KINGSLEY FIELD, Ore. --
As the COVID-19 pandemic makes inroads in the United States military officials at the highest levels adopted new Centers for Disease Control guidance to require military members to wear masks when required to work inside a six-foot radius of others.
The Department of Defense sent this requirement to bases including, Kingsley Field, April 6, with the expectation that it would be fully adopted within eight days.
Thanks to some quick thinking on the part of senior leadership Airmen at Kingsley Field all have masks available to them one day later. An unconventional approach coupled with a willingness to pitch in and help saw more than 615 masks created from whole cloth—not to mention old ABUs, flight suits and a few worn out OCPs as well.
“It’s extremely impressive how Team Kingsley came together to get this done,” said Col. Brad Orgeron, the 173rd Fighter Wing vice commander. He went on to describe the process of finding a design that met CDC requirements, namely controlling spray through the fabric, which was also feasible for Airmen to construct quickly with material on-hand.
“Everybody pitched in to help,” said Lt. Col. Micah Lambert, the 173rd Maintenance Group commander. “We did an all-call on the app and Col. Edwards sent out an email saying ‘we’re gonna produce these tomorrow,’ and we went after it, and every shop you walked around folks were doing these “arts and crafts” projects—making these 10x6 squares of ABU material or felt.”

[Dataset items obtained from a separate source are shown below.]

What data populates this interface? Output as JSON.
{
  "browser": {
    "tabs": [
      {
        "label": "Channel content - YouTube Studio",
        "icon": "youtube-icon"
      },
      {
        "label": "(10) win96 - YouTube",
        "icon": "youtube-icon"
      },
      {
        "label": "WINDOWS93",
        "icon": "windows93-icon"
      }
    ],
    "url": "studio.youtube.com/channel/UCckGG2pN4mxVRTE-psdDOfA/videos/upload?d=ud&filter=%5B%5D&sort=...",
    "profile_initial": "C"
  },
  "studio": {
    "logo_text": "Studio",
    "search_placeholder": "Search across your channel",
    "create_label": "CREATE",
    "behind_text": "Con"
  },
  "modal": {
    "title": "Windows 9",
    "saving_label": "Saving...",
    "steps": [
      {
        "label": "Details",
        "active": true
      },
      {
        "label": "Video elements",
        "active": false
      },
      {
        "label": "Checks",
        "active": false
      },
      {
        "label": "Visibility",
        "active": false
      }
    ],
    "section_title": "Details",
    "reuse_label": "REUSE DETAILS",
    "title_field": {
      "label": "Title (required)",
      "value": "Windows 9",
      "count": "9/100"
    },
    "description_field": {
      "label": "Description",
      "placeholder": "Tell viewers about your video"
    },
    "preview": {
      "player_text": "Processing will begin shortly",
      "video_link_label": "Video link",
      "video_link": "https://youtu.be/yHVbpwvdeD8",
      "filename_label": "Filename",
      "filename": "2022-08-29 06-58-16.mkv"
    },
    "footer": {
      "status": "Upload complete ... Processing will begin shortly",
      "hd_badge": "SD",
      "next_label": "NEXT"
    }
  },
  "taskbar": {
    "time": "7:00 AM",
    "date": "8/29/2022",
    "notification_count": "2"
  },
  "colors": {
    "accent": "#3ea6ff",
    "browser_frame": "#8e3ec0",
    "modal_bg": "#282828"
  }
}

The maintenance conference room table was stacked with old ABUs as Airmen worked to break them down into cloth squares suitable for sewing into a mask. Downstairs the same thing was happening as a number of crew chiefs worked with razor blades to cut fabric squares.
Across the tarmac in the Aircrew Flight Equipment office the sound of sewing machines marked the next phase of construction where the squares were sewn together to form the protective mouth and nose cover.
“I’ve done about 100 so far,” said Tech. Sgt. Thomas Howard, an AFE technician, shortly after 11 a.m. between setting down a sewn piece and grabbing two more pieces of cloth.
Several reasons made is necessary for the base to undertake this project, the supply system is overwhelmed with mask requests as is the civilian supply chain, making that a dead-end.
Although the base has some mask reserves, these need to be preserved for medical staff as well as community support as the Oregon Air National Guard remains ready to respond to the state’s call should the crisis worsen.
Finally, the wing’s mission is to provide trained air superiority pilots to the U.S. Air Force and the Air National Guard and the sooner these masks are ready the sooner the base returns that core mission.
“It’s going to be great tomorrow to hear the sound of jets flying in the Klamath Basin tomorrow as we get back to flying—our day-to-day business,” said Orgeron.